Steve Baker MP has declared that future referendums should require a super majority to be enacted – so why the sudden change of heart? Bremain Chair Sue Wilson MBE writes for Yorkshire Bylines.
Northern Ireland Minister Steve Baker has been sharing his thoughts on referendums with the British Irish Parliamentary Assembly. The self-proclaimed ‘hard man of Brexit’ told the assembly that the Brexit referendum “probably should have been a supermajority” requiring 60% voter support. That’s despite his having voted against an SNP amendment to the EU referendum bill in 2015 calling for just that. He added that it would not be advisable, in any future vote on Irish unification, to accept a “50% plus one” decision.
2010: Steve Baker, "I think the European Union should be wholly torn down"
2023: Steve Baker wants an Irish Unification referendum to have a tighter standard than the Brexit referendum.
Is he making the case to reverse Brexit as a 60% supermajority threshold was not met? pic.twitter.com/nI5uEFOOCz
— Farrukh (@implausibleblog) October 23, 2023
We’d have lost
Baker was a prominent figure in the Leave campaign in the run up to the Brexit referendum and an active ‘Brexit Spartan’ in its aftermath. Despite Theresa May’s hard red lines on Brexit, Baker voted against her deal three times, presumably because it wasn’t hard enough. He later told Newsnight that “holding those tigers by the tail”, between 2016 and 2019, had cost him his mental health. Much of the country felt the same way. Many of us still do.
Baker suggested that not having a supermajority threshold had caused the country serious political “trouble”. Indeed. But he failed to mention the government’s seeming willingness to stir up that division, to spread misinformation, and to fail to have any implementation plan whatsoever.
He admitted that had there been a supermajority in the Brexit referendum, “we’d have lost and we’d still be in (the EU)”. But at least “everybody would have abided by the result”, including the government, presumably. He added that it was “inconceivable” that we would have had “all of the political difficulty which followed from members of parliament in particular refusing to accept the result”.
Referendum “met the threshold for illegality”
Baker failed, of course, to mention that those refusing to accept the result, politicians or no, were raising other important issues when “refusing to accept the result”. Such as the outrageous promises and outright lies of the Leave campaign.
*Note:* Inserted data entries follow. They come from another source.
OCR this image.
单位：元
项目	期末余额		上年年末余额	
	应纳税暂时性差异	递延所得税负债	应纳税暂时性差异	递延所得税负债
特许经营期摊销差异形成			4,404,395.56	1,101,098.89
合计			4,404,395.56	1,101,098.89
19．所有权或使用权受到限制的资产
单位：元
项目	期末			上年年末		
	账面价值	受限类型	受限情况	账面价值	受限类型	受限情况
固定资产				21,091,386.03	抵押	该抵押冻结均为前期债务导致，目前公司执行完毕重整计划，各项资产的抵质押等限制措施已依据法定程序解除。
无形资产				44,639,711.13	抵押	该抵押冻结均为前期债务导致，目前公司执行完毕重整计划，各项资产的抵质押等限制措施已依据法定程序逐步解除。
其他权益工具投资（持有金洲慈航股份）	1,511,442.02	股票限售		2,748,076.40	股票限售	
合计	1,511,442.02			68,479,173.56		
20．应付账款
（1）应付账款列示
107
Or the fact that, according to Sir James Eadie QC, Theresa May’s legal counsel, the referendum “met the threshold for illegality”.
#SteveBaker calling for super majorities of at least 60% in all future referendums opens the wounds of the fraud perpetrated on the British people by the #Brexit ref, which was deliberately fashioned as advisory so that it couldn't be challenged but sold to the public as binding. pic.twitter.com/ZphvaXdTOJ
— 💙@KTParker@mastodon.online 🇫🇷🇬🇧🇪🇸🇺🇦🌻 (@lunaperla) October 24, 2023
In my 2019 court case – ‘Wilson and others versus the Prime Minister’ – I challenged the government over the legality of the referendum result. With the referendum being merely advisory, rules that would have applied had the result been binding, did not apply.
Had the referendum been legally binding, parliament would have had “a statutory legal mechanism by which it would be annulled”, as they do with elections. So, the government, and Baker presumably, knew the referendum result to be illegal but decided to proceed regardless, and with no idea how to do so. While David Cameron had promised to honour the result, that was before the illegality was fully known or understood. And in any case, he didn’t hang around long enough to honour anything.
An ulterior motive?
I don’t doubt that Baker is sincere in hoping to ensure that, in the event of a vote on the unification of Ireland, a supermajority threshold be required. Not only would it give the result legitimacy, but it would make it easier for the public, and the politicians, to get behind the outcome. It might also make the unification of Ireland a more difficult goal to achieve – a factor that may be influencing Baker’s thinking.
Baker says that had 60% of the voting public decided to leave the EU in 2016, the road to Brexit, even with the Conservatives in charge, would have been smoother and the country less divided. Whether to ensure legitimacy or prevent division, there will be those arguing for a supermajority in the event of any future referendum on rejoining the EU. No doubt hard man Baker and his fellow Spartans will be amongst them.
But, even if the hard man of Brexit has now gone soft on democracy, it’s hard not to conclude that he has an ulterior motive – one that will ensure that his beloved Brexit is secure. He’s known all along that a supermajority is a much tougher threshold to achieve. Which is why he voted against it 2015.
Don’t be fooled: what Steve Baker is ‘really’ saying is that any vote to rejoin the EU should require a supermajority.